Some time ago I reworked my home page to feature content from various other sites I post to (blogs, flickr, delicious) by using some JSON tricks to pull in their feeds. I blogged about how to do this with Feedburner’s JSON API, so that my actual page was just static HTML and all the work was done client-side.

Last week I decided to revisit this using Google’s new AJAX feeds API. Feedburner‘s API never seemed to be well supported (it came out of a hackathon) and it forced me to serialize my requests. In the process I neatened up a bunch of the code.

Google’s API is pretty straight-forward. It uses a loader model that is similar to Dojo‘s dojo.require, so you load the main Google library:

<script src="http://www.google.com/jsapi?key=YOURAPIKEY"
  type="text/javascript"></script>

and then ask it to load their feed library:

google.load('feeds', '1');

They have a handy way of setting a callback to be called when the libraries are loaded:

google.setOnLoadCallback(function () { /* just add code */ });

By putting all three of these together we have a straight-forward way to execute code at the right time.

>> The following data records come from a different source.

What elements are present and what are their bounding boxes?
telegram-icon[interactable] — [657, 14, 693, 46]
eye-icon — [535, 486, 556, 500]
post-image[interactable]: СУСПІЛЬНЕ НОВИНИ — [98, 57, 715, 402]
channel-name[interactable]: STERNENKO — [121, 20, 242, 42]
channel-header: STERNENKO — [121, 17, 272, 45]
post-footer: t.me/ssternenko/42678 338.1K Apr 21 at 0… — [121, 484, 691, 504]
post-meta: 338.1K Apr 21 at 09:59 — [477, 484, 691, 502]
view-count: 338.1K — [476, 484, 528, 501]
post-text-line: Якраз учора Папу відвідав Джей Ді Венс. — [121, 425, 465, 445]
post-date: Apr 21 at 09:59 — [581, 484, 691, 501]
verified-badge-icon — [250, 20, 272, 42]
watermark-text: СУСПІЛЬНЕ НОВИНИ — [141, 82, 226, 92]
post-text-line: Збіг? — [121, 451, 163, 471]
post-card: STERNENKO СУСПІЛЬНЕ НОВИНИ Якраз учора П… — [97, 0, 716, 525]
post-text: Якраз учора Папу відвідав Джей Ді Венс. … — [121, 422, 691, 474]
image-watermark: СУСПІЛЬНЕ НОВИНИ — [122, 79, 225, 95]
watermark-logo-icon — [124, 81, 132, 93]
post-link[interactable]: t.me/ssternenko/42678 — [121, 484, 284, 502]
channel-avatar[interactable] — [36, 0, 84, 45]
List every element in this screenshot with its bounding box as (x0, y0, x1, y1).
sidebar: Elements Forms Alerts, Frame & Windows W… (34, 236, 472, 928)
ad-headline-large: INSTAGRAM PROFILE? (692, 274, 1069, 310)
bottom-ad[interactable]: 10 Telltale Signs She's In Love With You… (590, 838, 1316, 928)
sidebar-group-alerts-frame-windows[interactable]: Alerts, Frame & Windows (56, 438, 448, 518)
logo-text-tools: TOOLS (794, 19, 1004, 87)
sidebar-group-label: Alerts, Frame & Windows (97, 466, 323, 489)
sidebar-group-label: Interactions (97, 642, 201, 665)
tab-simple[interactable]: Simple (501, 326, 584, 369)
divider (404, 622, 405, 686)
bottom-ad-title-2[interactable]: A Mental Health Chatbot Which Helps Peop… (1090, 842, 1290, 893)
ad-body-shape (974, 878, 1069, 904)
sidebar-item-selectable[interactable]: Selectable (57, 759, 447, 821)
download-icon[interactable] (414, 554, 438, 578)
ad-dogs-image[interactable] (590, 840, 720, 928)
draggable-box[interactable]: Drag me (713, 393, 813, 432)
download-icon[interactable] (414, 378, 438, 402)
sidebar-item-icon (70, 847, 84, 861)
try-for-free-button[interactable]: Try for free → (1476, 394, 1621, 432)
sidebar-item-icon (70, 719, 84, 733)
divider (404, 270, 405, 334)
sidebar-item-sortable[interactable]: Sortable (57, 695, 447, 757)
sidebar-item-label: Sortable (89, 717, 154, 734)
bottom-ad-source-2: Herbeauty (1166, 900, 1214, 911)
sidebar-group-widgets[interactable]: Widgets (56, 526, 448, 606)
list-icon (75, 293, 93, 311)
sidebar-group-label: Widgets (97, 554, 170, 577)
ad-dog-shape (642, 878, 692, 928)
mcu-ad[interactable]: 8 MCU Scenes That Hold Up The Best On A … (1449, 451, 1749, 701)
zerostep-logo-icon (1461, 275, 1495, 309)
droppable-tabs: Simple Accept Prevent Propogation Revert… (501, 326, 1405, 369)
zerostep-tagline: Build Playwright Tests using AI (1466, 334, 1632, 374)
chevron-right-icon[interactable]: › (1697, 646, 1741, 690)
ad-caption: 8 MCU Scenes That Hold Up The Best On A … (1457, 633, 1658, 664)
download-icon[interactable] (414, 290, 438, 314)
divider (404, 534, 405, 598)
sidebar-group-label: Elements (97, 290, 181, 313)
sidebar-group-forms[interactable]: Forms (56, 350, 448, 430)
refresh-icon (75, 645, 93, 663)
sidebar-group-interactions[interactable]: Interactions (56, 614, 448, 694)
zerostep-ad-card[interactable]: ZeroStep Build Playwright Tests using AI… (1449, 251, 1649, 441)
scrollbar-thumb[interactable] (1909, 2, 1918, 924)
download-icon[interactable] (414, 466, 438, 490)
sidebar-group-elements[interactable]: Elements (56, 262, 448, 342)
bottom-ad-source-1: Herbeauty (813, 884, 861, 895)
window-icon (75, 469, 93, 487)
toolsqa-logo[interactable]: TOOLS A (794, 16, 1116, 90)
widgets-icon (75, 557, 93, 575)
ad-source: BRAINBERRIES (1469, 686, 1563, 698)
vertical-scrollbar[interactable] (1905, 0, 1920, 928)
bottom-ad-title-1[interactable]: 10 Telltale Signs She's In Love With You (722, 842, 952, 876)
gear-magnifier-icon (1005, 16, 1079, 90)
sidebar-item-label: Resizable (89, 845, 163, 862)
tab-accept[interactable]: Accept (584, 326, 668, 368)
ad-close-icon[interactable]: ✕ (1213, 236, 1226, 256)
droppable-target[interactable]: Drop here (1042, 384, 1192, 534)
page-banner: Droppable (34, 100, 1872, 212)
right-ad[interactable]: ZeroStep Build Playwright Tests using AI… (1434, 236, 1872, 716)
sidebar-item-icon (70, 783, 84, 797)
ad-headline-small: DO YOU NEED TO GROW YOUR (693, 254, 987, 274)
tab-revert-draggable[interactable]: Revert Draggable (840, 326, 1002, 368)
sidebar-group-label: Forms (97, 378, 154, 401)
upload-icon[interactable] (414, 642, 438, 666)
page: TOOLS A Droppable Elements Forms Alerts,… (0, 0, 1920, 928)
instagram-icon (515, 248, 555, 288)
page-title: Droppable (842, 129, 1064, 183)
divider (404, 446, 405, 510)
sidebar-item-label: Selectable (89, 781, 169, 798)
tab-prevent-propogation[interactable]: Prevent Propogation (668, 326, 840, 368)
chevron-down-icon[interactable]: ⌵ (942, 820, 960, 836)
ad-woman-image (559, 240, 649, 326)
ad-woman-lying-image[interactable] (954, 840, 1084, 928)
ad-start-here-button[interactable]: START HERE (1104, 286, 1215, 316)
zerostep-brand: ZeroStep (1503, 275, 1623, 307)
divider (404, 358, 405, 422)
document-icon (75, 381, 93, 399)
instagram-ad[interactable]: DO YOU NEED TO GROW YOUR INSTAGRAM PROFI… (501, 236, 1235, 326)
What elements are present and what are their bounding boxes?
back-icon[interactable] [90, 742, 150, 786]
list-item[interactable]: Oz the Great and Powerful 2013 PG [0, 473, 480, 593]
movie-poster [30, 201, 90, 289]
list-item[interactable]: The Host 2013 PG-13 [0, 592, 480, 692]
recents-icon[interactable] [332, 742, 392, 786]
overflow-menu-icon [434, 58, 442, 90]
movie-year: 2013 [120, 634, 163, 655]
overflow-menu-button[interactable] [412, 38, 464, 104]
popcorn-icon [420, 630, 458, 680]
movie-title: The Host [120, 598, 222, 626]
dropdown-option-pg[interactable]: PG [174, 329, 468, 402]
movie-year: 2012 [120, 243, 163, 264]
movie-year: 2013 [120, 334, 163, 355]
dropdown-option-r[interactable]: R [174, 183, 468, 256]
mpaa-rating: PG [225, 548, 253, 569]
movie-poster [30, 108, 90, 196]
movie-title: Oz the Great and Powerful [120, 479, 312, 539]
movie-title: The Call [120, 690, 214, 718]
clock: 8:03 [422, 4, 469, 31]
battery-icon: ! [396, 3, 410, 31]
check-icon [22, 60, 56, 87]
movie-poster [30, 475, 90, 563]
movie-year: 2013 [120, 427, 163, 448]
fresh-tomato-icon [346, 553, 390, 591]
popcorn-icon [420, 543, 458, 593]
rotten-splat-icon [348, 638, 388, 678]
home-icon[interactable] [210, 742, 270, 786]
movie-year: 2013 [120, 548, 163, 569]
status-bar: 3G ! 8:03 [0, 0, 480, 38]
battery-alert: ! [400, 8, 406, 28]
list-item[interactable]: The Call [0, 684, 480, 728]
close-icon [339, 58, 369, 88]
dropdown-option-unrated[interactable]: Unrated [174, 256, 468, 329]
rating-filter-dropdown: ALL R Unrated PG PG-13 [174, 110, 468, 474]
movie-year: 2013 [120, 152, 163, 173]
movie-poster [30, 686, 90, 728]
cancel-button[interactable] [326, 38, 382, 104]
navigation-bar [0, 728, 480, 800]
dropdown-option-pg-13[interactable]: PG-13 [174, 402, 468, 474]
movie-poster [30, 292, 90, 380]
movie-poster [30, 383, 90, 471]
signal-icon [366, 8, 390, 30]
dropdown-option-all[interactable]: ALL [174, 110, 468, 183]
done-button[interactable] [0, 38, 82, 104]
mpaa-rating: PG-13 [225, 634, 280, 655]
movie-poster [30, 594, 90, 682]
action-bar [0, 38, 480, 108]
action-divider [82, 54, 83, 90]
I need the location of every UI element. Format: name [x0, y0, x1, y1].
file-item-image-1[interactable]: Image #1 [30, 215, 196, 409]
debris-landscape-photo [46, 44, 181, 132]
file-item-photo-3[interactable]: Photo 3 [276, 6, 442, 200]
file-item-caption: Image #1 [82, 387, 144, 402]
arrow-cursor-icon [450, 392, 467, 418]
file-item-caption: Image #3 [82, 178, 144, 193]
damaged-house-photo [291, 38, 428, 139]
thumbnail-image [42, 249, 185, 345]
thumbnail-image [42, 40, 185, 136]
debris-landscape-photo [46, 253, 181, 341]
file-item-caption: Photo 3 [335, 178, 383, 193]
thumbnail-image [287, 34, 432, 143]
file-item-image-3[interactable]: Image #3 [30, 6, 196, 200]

I refactored the code that inserts the feed data into the page a lot. I fleshed out the concept of input filters from simply filtering the title to filtering the whole item objects. This allows for a more flexible transformation from the information that is presented in the RSS feeds to information that I want to present to visitors to my page. In practice I only used it to remove my name from Twitter updates. Instead of hard-coding the DOM node creation like I did in the previous version of the code I moved to a theme model. The theme function takes a feed entry and returns a DOM node to append to the target DOM node.

The flexibility of Google’s API let me abandon my separate code path for displaying my Flickr images. Previously I used Flickr’s own JSON feed API but since Google’s feed API supports returning RSS extensions I used the Flickr’s MediaRSS compliant feeds to show thumbnails and links. They even provide a handy cross-browser implementation of getElementsByTagNameNS (google.feeds.getElementsByTagNameNS) for us to use.

I’m tempted to write a client-side implementation of Jeremy Keith‘s lifestream thing using this API.

Take a look at the code running on my home page or check out the script.